Melalui program CERAH, para siswa dibekali pemahaman mengenai pentingnya menjaga kesehatan sejak remaja, mengingat hipertensi tidak hanya menyerang kelompok usia dewasa dan lanjut usia, melainkan juga dari kebiasaan tidak sehat sejak dini. Edukasi itu harapannya mampu menumbuhkan kesadaran siswa akan pentingnya pola hidup sehat sebagai investasi kesehatan jangka panjang.
Cegah Hipertensi Dini
Pada salah satu sesi edukasi, tim PKL menghadirkan dua materi utama, yakni pencegahan hipertensi sejak dini dan pola konsumsi rendah garam, yang disampaikan oleh Satria Farrely dan Adisty Rizkia. Dalam pemaparannya, Satria menjelaskan bahwa hipertensi kerap tidak disadari karena seringkali tidak menimbulkan gejala yang jelas.
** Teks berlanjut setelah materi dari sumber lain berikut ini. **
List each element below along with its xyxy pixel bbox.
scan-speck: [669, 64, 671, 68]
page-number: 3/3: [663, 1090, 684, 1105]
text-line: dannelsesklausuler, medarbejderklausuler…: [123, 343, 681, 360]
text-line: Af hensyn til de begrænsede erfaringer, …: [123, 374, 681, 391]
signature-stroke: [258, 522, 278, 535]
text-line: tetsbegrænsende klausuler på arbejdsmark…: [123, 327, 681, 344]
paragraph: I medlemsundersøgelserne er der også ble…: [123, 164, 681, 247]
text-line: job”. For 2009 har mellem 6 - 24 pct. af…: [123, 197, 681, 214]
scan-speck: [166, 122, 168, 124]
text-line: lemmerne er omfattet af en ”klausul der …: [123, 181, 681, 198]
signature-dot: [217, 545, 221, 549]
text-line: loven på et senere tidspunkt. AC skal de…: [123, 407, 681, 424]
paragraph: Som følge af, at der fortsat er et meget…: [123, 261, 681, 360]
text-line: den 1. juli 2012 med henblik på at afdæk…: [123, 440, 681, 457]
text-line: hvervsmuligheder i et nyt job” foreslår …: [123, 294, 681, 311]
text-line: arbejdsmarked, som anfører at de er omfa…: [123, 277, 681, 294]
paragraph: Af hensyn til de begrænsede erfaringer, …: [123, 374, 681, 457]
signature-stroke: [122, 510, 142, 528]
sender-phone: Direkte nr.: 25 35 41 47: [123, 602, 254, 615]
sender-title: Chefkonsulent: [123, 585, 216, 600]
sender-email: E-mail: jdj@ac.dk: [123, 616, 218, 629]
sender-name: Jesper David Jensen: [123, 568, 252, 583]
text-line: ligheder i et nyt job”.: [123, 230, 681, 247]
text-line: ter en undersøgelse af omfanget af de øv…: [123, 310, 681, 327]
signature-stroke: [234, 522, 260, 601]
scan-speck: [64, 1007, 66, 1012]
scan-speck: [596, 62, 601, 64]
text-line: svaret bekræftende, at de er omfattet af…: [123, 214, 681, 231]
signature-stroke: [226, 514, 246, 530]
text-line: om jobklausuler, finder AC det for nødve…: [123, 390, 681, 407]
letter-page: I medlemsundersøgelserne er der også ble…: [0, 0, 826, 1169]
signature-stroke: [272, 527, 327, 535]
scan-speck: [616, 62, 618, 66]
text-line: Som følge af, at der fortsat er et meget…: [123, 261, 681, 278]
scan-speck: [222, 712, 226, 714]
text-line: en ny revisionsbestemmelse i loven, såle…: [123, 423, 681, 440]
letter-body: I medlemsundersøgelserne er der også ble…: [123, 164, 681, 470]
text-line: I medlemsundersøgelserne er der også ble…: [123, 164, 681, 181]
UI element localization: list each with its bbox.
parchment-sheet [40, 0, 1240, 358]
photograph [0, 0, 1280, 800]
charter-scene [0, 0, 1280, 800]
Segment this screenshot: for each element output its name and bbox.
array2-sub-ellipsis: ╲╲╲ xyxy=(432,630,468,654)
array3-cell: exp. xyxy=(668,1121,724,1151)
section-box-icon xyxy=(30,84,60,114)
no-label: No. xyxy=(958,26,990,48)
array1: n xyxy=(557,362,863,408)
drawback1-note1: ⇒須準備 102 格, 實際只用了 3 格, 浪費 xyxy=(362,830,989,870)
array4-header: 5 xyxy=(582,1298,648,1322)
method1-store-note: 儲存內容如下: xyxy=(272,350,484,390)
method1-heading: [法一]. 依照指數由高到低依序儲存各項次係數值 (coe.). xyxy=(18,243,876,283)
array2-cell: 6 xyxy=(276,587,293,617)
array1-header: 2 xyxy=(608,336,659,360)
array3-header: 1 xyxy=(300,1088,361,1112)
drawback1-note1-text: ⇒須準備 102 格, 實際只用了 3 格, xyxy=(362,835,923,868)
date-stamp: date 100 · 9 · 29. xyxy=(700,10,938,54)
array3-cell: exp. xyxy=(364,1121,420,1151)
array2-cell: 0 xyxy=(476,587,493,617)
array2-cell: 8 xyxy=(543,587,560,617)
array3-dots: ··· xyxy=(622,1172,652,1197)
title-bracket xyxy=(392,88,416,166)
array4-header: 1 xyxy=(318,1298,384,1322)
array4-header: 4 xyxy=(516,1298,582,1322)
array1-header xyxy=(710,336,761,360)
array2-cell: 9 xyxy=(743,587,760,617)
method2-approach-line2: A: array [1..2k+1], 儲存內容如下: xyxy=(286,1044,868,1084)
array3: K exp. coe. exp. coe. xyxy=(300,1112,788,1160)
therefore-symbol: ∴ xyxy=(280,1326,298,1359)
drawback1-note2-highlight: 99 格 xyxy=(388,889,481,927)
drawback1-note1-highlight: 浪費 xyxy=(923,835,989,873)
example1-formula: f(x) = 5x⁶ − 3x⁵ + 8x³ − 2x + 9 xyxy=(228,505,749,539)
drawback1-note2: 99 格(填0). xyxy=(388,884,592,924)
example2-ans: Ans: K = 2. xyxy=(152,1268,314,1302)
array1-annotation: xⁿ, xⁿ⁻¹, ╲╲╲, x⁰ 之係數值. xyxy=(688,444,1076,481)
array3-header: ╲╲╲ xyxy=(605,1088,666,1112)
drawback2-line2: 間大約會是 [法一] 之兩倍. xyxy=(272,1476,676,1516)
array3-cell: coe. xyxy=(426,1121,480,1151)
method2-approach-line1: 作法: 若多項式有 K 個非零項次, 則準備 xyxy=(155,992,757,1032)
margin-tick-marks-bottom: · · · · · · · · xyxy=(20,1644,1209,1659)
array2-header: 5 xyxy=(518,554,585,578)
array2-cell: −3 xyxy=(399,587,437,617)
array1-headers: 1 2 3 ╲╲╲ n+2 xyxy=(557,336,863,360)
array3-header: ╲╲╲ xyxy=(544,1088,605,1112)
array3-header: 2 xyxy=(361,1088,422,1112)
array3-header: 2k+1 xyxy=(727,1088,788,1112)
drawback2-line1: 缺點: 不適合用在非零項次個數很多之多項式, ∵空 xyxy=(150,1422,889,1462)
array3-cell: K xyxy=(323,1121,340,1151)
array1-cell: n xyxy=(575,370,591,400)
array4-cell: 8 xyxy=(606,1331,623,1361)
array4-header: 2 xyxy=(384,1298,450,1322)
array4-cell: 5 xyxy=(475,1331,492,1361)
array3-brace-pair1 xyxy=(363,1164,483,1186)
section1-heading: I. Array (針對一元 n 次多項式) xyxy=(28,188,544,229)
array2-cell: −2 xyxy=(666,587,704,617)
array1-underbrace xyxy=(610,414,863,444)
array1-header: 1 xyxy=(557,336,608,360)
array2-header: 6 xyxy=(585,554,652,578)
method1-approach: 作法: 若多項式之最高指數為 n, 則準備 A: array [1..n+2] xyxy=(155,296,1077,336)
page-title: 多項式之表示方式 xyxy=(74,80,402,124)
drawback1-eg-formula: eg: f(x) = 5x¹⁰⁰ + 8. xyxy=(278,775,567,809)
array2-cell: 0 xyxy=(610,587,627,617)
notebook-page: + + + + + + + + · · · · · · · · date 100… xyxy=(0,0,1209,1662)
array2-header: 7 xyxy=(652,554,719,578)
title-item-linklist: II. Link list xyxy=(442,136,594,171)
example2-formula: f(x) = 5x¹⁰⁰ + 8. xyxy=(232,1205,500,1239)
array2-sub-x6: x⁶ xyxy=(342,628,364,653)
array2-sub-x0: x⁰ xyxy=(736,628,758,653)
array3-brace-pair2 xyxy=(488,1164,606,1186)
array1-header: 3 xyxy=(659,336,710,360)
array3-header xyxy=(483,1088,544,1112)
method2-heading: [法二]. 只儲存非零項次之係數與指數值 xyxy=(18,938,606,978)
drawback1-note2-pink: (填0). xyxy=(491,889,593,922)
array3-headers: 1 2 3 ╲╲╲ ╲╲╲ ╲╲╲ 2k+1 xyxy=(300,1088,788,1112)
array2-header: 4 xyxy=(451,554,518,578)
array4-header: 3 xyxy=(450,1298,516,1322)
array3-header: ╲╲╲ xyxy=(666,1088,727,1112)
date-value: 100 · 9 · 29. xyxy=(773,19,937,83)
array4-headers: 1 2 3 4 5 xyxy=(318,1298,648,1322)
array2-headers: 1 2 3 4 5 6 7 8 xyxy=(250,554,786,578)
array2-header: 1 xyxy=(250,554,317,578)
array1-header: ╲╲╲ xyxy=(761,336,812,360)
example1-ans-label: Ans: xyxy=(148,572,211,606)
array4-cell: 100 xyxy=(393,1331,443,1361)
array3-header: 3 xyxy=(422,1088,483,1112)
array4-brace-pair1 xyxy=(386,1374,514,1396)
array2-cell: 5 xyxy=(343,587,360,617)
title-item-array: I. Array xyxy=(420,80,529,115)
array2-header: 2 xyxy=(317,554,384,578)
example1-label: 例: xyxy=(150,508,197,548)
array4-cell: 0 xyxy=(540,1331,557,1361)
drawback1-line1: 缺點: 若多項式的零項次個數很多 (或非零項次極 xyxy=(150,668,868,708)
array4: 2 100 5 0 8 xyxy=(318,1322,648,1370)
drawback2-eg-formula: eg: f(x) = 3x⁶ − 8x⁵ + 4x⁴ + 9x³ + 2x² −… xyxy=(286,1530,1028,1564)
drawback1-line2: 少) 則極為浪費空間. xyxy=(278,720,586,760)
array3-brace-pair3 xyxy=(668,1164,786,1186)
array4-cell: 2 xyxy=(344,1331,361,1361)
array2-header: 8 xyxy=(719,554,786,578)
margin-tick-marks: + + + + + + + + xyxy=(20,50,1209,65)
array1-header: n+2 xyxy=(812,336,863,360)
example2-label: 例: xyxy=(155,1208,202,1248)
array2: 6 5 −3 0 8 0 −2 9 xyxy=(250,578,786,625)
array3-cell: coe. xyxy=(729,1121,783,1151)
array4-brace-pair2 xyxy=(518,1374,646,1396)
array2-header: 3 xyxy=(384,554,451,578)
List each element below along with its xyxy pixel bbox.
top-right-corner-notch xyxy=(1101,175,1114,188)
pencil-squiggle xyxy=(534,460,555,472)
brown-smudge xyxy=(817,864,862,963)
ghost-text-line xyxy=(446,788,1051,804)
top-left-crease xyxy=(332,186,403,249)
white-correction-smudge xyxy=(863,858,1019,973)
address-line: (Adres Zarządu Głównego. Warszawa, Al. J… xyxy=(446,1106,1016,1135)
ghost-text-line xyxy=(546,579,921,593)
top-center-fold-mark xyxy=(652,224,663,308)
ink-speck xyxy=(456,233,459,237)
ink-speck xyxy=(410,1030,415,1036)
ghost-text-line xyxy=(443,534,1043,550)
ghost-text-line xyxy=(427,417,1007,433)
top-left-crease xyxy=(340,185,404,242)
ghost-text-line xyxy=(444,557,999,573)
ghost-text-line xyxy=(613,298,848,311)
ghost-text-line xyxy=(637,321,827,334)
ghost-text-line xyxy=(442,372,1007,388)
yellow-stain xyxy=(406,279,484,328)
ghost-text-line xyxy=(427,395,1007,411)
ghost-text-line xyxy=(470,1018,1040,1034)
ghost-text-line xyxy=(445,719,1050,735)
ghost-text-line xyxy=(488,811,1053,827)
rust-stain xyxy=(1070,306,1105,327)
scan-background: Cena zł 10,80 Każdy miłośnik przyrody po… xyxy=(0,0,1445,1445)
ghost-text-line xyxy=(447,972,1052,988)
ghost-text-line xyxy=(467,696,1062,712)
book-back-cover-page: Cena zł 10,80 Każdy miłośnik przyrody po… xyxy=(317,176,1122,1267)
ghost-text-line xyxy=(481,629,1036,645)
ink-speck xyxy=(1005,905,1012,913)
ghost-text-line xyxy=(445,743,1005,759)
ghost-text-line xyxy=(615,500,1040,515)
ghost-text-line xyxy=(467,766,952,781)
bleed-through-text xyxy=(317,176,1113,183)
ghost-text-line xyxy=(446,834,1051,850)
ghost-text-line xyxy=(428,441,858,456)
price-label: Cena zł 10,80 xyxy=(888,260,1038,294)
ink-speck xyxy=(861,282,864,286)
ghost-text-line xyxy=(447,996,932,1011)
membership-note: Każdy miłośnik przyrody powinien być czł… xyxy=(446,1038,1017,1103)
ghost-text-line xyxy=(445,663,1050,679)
Namun demikian, kondisi ini dapat menyebabkan berbagai komplikasi serius seperti penyakit jantung, stroke, hingga gangguan ginjal apabila tidak dikendalikan dengan baik.
“Hipertensi sering disebut sebagai silent killer karena gejalanya tidak selalu terasa. Oleh karena itu, pencegahan melalui penerapan pola makan sehat dan gaya hidup aktif menjadi sangat penting,” jelasnya.
Satria juga memberikan penjelasan terkait batas tekanan darah normal sebagai bekal pengetahuan dasar bagi siswa. Ia menegaskan, seseorang dapat dikatakan mengalami hipertensi apabila hasil pengukuran tekanan darah menunjukkan angka sistolik lebih dari atau sama dengan 140 mmHg dan/atau diastolik lebih dari atau sama dengan 90 mmHg secara konsisten.
Edukasi Konsumsi Garam
Sementara itu, Adisty Rizkia menyoroti tingginya konsumsi garam dalam pola makan sehari-hari, khususnya pada masakan rumahan, yang sering kali tidak disadari. Menurutnya, kebiasaan tersebut dapat meningkatkan risiko hipertensi apabila dilakukan dalam jangka panjang.
“Mengubah pola makan keluarga tidak harus mahal. Kuncinya ada pada kesadaran dan kemauan untuk mulai mengurangi penggunaan garam sedikit demi sedikit,” ujarnya. Ia juga mendorong siswa untuk berani memulai perubahan dari diri sendiri dan menjadi contoh bagi lingkungan sekitar.
Di akhir sesi, tim PKL membagikan kartu kendali konsumsi garam yang akan dipantau setiap minggu selama satu bulan. Melalui Sekolah CERAH, tim PKL berharap siswa tidak hanya memperoleh pengetahuan, tetapi juga mampu membentuk sikap dan perilaku hidup sehat sebagai agen perubahan dalam pencegahan hipertensi sejak dini.